Home Visits Significantly Prevent Fires, London Brigade Reports

Results released Aug. 22 by the UK's largest fire department show that disabled and older residents, among others, are 18 times less likely to have a fire after firefighters visit.

The London Fire Brigade published the results of new research indicating "vulnerable people" are 18 times less likely to have a fire if they receive a home fire safety visit from firefighters. It is the first study of its kind in London and evaluated the effects from 400,000 visits during the past six years. The key conclusion: About 5,000 fires have been prevented by these visits.

They are free visits, of course, and many U.S. fire departments offer similar visits. The firefighters provide life-saving information on how to prevent fires and install free smoke alarms where needed. "The majority of fires in the home are caused by cooking, cigarettes, and candles, so safety advice focuses on those issues, as well information on how to escape should a fire break out," the brigade's release stated. "Fire chiefs have identified that around 700,000 homes in London are more at risk from having a fire and specifically target their visits at them."

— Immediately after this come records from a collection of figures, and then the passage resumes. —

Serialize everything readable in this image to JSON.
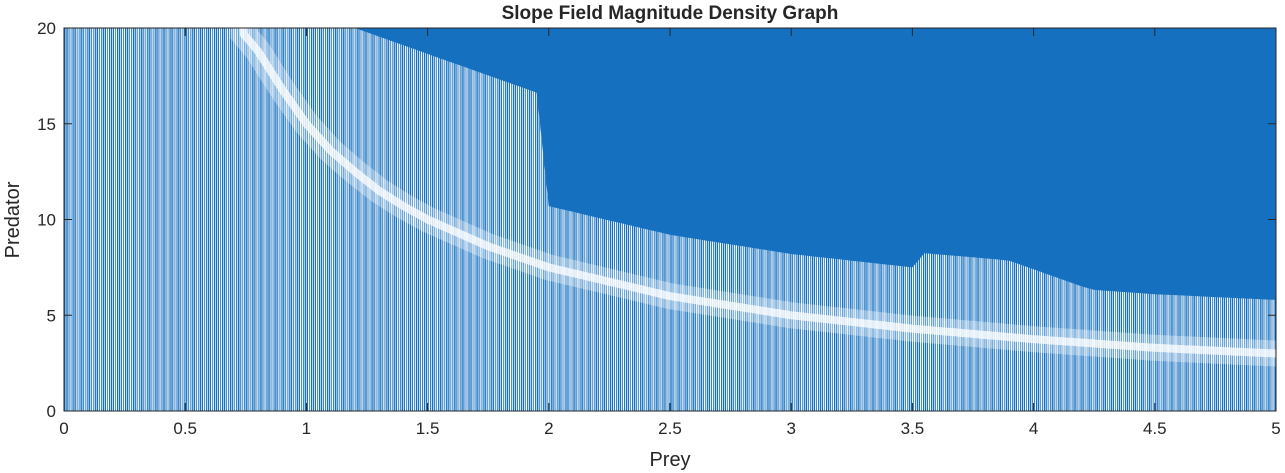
{
  "chart_data": {
    "type": "heatmap",
    "title": "Slope Field Magnitude Density Graph",
    "xlabel": "Prey",
    "ylabel": "Predator",
    "xlim": [
      0,
      5
    ],
    "ylim": [
      0,
      20
    ],
    "xticks": [
      0,
      0.5,
      1,
      1.5,
      2,
      2.5,
      3,
      3.5,
      4,
      4.5,
      5
    ],
    "xtick_labels": [
      "0",
      "0.5",
      "1",
      "1.5",
      "2",
      "2.5",
      "3",
      "3.5",
      "4",
      "4.5",
      "5"
    ],
    "yticks": [
      0,
      5,
      10,
      15,
      20
    ],
    "ytick_labels": [
      "0",
      "5",
      "10",
      "15",
      "20"
    ],
    "grid": false,
    "color": "#1670c0",
    "low_density_curve": {
      "x": [
        0.72,
        0.8,
        0.9,
        1.0,
        1.1,
        1.2,
        1.3,
        1.4,
        1.5,
        1.75,
        2.0,
        2.5,
        3.0,
        3.5,
        4.0,
        4.5,
        5.0
      ],
      "y": [
        20,
        18.8,
        16.8,
        15.0,
        13.6,
        12.5,
        11.5,
        10.7,
        10.0,
        8.6,
        7.5,
        6.0,
        5.0,
        4.3,
        3.75,
        3.3,
        3.0
      ]
    }
  }
}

The brigade's "fire risk profile" said these population groups are affected by several of these risk factors:

  • Disability, especially impaired mobility
  • Visual and/or hearing impairments
  • Mental health problems
  • Intoxication by drugs and/or alcohol
  • Smoking
  • Old age
  • Living alone

"The rate of accidental house fires reduced in this group of vulnerable people from 36 per 10,000 people who had not received a visit to only 2 per 10,000 people who had. The report supports the Brigade's targeted approach of using lifestyle profiling, alongside local knowledge and fire data to reach vulnerable people," it reported.

"This new research is evidence that the brigade's home fire safety visits is preventing thousands of fires and saving lives, particularly amongst some of the capital’s most vulnerable people. Joining forces with local councils and other partners has enabled the brigade to reach those most at risk. Home fires are devastating, so it's vital that this important work continues," said Sarah Hayward, chair of the London Fire Authority's Strategy Committee. "Londoners need to look out for friends and neighbors by following some simple fire safety advice. If you know someone who you think could be at risk of having a fire at home, please speak to them about arranging a free home fire safety visit – you may well save their life."